C’erano i soldati con la croce uncinata, SS e non SS, che uccidevano uomini, donne e bambini inermi. Per seminare terrore, per creare il vuoto intorno a sé. Accanto a loro i soldati della Repubblica sociale, che guidavano per le valli e uccidevano con la mascherina in volto per non farsi riconoscere dai compaesani.
Parlare di “entrambi le parti” per creare una memoria condivisa equivale a mettere sullo stesso piano le guardie di un campo di concentramento e i prigionieri che venivano sterminati nelle camere a gas.
La storia non si può adattare a proprio piacimento. E chiamare le cose con il proprio nome serve a non perdere la memoria, a ricordarsi che l’uomo è capace di commettere nefandezze, che la perdita della ragione è sempre dietro l’angolo.

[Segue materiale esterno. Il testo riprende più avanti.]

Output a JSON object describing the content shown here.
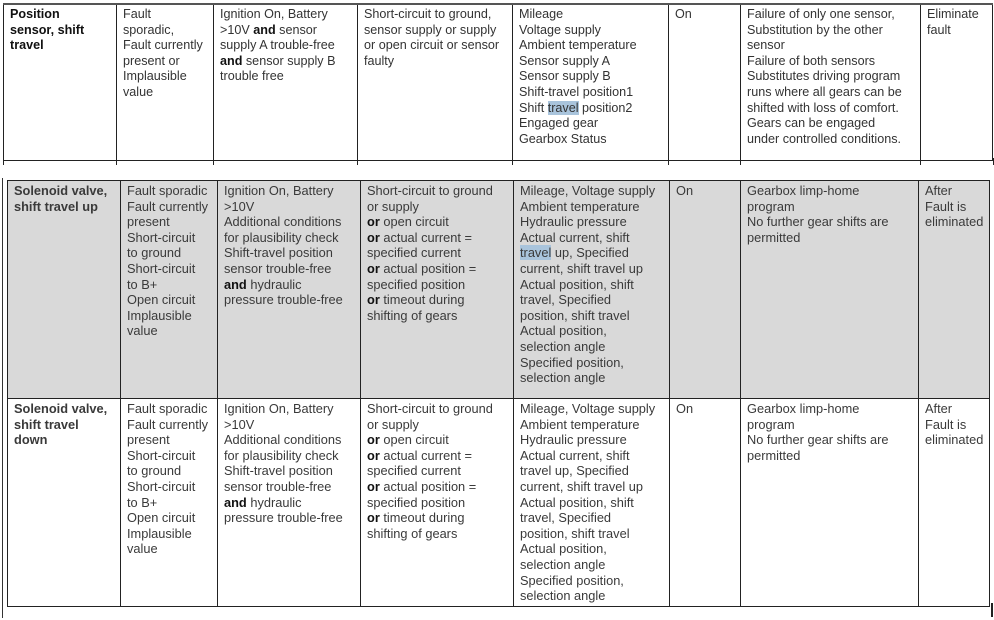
{
  "top_row": [
    [
      [
        {
          "t": "Position"
        }
      ],
      [
        {
          "t": "sensor, shift"
        }
      ],
      [
        {
          "t": "travel"
        }
      ]
    ],
    [
      [
        {
          "t": "Fault"
        }
      ],
      [
        {
          "t": "sporadic,"
        }
      ],
      [
        {
          "t": "Fault currently"
        }
      ],
      [
        {
          "t": "present or"
        }
      ],
      [
        {
          "t": "Implausible"
        }
      ],
      [
        {
          "t": "value"
        }
      ]
    ],
    [
      [
        {
          "t": "Ignition On, Battery"
        }
      ],
      [
        {
          "t": ">10V "
        },
        {
          "t": "and",
          "b": true
        },
        {
          "t": " sensor"
        }
      ],
      [
        {
          "t": "supply A trouble-free"
        }
      ],
      [
        {
          "t": "and",
          "b": true
        },
        {
          "t": " sensor supply B"
        }
      ],
      [
        {
          "t": "trouble free"
        }
      ]
    ],
    [
      [
        {
          "t": "Short-circuit to ground,"
        }
      ],
      [
        {
          "t": "sensor supply or supply"
        }
      ],
      [
        {
          "t": "or open circuit or sensor"
        }
      ],
      [
        {
          "t": "faulty"
        }
      ]
    ],
    [
      [
        {
          "t": "Mileage"
        }
      ],
      [
        {
          "t": "Voltage supply"
        }
      ],
      [
        {
          "t": "Ambient temperature"
        }
      ],
      [
        {
          "t": "Sensor supply A"
        }
      ],
      [
        {
          "t": "Sensor supply B"
        }
      ],
      [
        {
          "t": "Shift-travel position1"
        }
      ],
      [
        {
          "t": "Shift "
        },
        {
          "t": "travel",
          "h": true
        },
        {
          "t": " position2"
        }
      ],
      [
        {
          "t": "Engaged gear"
        }
      ],
      [
        {
          "t": "Gearbox Status"
        }
      ]
    ],
    [
      [
        {
          "t": "On"
        }
      ]
    ],
    [
      [
        {
          "t": "Failure of only one sensor,"
        }
      ],
      [
        {
          "t": "Substitution by the other"
        }
      ],
      [
        {
          "t": "sensor"
        }
      ],
      [
        {
          "t": "Failure of both sensors"
        }
      ],
      [
        {
          "t": "Substitutes driving program"
        }
      ],
      [
        {
          "t": "runs where all gears can be"
        }
      ],
      [
        {
          "t": "shifted with loss of comfort."
        }
      ],
      [
        {
          "t": "Gears can be engaged"
        }
      ],
      [
        {
          "t": "under controlled conditions."
        }
      ]
    ],
    [
      [
        {
          "t": "Eliminate"
        }
      ],
      [
        {
          "t": "fault"
        }
      ]
    ]
  ],
  "rows": [
    [
      [
        [
          {
            "t": "Solenoid valve,"
          }
        ],
        [
          {
            "t": "shift travel up"
          }
        ]
      ],
      [
        [
          {
            "t": "Fault sporadic"
          }
        ],
        [
          {
            "t": "Fault currently"
          }
        ],
        [
          {
            "t": "present"
          }
        ],
        [
          {
            "t": "Short-circuit"
          }
        ],
        [
          {
            "t": "to ground"
          }
        ],
        [
          {
            "t": "Short-circuit"
          }
        ],
        [
          {
            "t": "to B+"
          }
        ],
        [
          {
            "t": "Open circuit"
          }
        ],
        [
          {
            "t": "Implausible"
          }
        ],
        [
          {
            "t": "value"
          }
        ]
      ],
      [
        [
          {
            "t": "Ignition On, Battery"
          }
        ],
        [
          {
            "t": ">10V"
          }
        ],
        [
          {
            "t": "Additional conditions"
          }
        ],
        [
          {
            "t": "for plausibility check"
          }
        ],
        [
          {
            "t": "Shift-travel position"
          }
        ],
        [
          {
            "t": "sensor trouble-free"
          }
        ],
        [
          {
            "t": "and",
            "b": true
          },
          {
            "t": " hydraulic"
          }
        ],
        [
          {
            "t": "pressure trouble-free"
          }
        ]
      ],
      [
        [
          {
            "t": "Short-circuit to ground"
          }
        ],
        [
          {
            "t": "or supply"
          }
        ],
        [
          {
            "t": "or",
            "b": true
          },
          {
            "t": " open circuit"
          }
        ],
        [
          {
            "t": "or",
            "b": true
          },
          {
            "t": " actual current ="
          }
        ],
        [
          {
            "t": "specified current"
          }
        ],
        [
          {
            "t": "or",
            "b": true
          },
          {
            "t": " actual position ="
          }
        ],
        [
          {
            "t": "specified position"
          }
        ],
        [
          {
            "t": "or",
            "b": true
          },
          {
            "t": " timeout during"
          }
        ],
        [
          {
            "t": "shifting of gears"
          }
        ]
      ],
      [
        [
          {
            "t": "Mileage, Voltage supply"
          }
        ],
        [
          {
            "t": "Ambient temperature"
          }
        ],
        [
          {
            "t": "Hydraulic pressure"
          }
        ],
        [
          {
            "t": "Actual current, shift"
          }
        ],
        [
          {
            "t": "travel",
            "h": true
          },
          {
            "t": " up, Specified"
          }
        ],
        [
          {
            "t": "current, shift travel up"
          }
        ],
        [
          {
            "t": "Actual position, shift"
          }
        ],
        [
          {
            "t": "travel, Specified"
          }
        ],
        [
          {
            "t": "position, shift travel"
          }
        ],
        [
          {
            "t": "Actual position,"
          }
        ],
        [
          {
            "t": "selection angle"
          }
        ],
        [
          {
            "t": "Specified position,"
          }
        ],
        [
          {
            "t": "selection angle"
          }
        ]
      ],
      [
        [
          {
            "t": "On"
          }
        ]
      ],
      [
        [
          {
            "t": "Gearbox limp-home"
          }
        ],
        [
          {
            "t": "program"
          }
        ],
        [
          {
            "t": "No further gear shifts are"
          }
        ],
        [
          {
            "t": "permitted"
          }
        ]
      ],
      [
        [
          {
            "t": "After"
          }
        ],
        [
          {
            "t": "Fault is"
          }
        ],
        [
          {
            "t": "eliminated"
          }
        ]
      ]
    ],
    [
      [
        [
          {
            "t": "Solenoid valve,"
          }
        ],
        [
          {
            "t": "shift travel"
          }
        ],
        [
          {
            "t": "down"
          }
        ]
      ],
      [
        [
          {
            "t": "Fault sporadic"
          }
        ],
        [
          {
            "t": "Fault currently"
          }
        ],
        [
          {
            "t": "present"
          }
        ],
        [
          {
            "t": "Short-circuit"
          }
        ],
        [
          {
            "t": "to ground"
          }
        ],
        [
          {
            "t": "Short-circuit"
          }
        ],
        [
          {
            "t": "to B+"
          }
        ],
        [
          {
            "t": "Open circuit"
          }
        ],
        [
          {
            "t": "Implausible"
          }
        ],
        [
          {
            "t": "value"
          }
        ]
      ],
      [
        [
          {
            "t": "Ignition On, Battery"
          }
        ],
        [
          {
            "t": ">10V"
          }
        ],
        [
          {
            "t": "Additional conditions"
          }
        ],
        [
          {
            "t": "for plausibility check"
          }
        ],
        [
          {
            "t": "Shift-travel position"
          }
        ],
        [
          {
            "t": "sensor trouble-free"
          }
        ],
        [
          {
            "t": "and",
            "b": true
          },
          {
            "t": " hydraulic"
          }
        ],
        [
          {
            "t": "pressure trouble-free"
          }
        ]
      ],
      [
        [
          {
            "t": "Short-circuit to ground"
          }
        ],
        [
          {
            "t": "or supply"
          }
        ],
        [
          {
            "t": "or",
            "b": true
          },
          {
            "t": " open circuit"
          }
        ],
        [
          {
            "t": "or",
            "b": true
          },
          {
            "t": " actual current ="
          }
        ],
        [
          {
            "t": "specified current"
          }
        ],
        [
          {
            "t": "or",
            "b": true
          },
          {
            "t": " actual position ="
          }
        ],
        [
          {
            "t": "specified position"
          }
        ],
        [
          {
            "t": "or",
            "b": true
          },
          {
            "t": " timeout during"
          }
        ],
        [
          {
            "t": "shifting of gears"
          }
        ]
      ],
      [
        [
          {
            "t": "Mileage, Voltage supply"
          }
        ],
        [
          {
            "t": "Ambient temperature"
          }
        ],
        [
          {
            "t": "Hydraulic pressure"
          }
        ],
        [
          {
            "t": "Actual current, shift"
          }
        ],
        [
          {
            "t": "travel up, Specified"
          }
        ],
        [
          {
            "t": "current, shift travel up"
          }
        ],
        [
          {
            "t": "Actual position, shift"
          }
        ],
        [
          {
            "t": "travel, Specified"
          }
        ],
        [
          {
            "t": "position, shift travel"
          }
        ],
        [
          {
            "t": "Actual position,"
          }
        ],
        [
          {
            "t": "selection angle"
          }
        ],
        [
          {
            "t": "Specified position,"
          }
        ],
        [
          {
            "t": "selection angle"
          }
        ]
      ],
      [
        [
          {
            "t": "On"
          }
        ]
      ],
      [
        [
          {
            "t": "Gearbox limp-home"
          }
        ],
        [
          {
            "t": "program"
          }
        ],
        [
          {
            "t": "No further gear shifts are"
          }
        ],
        [
          {
            "t": "permitted"
          }
        ]
      ],
      [
        [
          {
            "t": "After"
          }
        ],
        [
          {
            "t": "Fault is"
          }
        ],
        [
          {
            "t": "eliminated"
          }
        ]
      ]
    ]
  ],
  "colors": {
    "grey_row": "#d9d9d9",
    "highlight": "#a9c4dc"
  }
}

A Vicenza non ci fu una battaglia tra truppe regolari con perdite da “entrambe le parti” ma una rappresaglia a freddo contro 10 detenuti dopo un attentato partigiano che non provocò morti (così L’Atlante delle stragi nazifasciste).
Grazie al Giornale di Vicenza per aver dato la notizia e a Gian Antonio Stella per averne parlato sul Corriere della sera.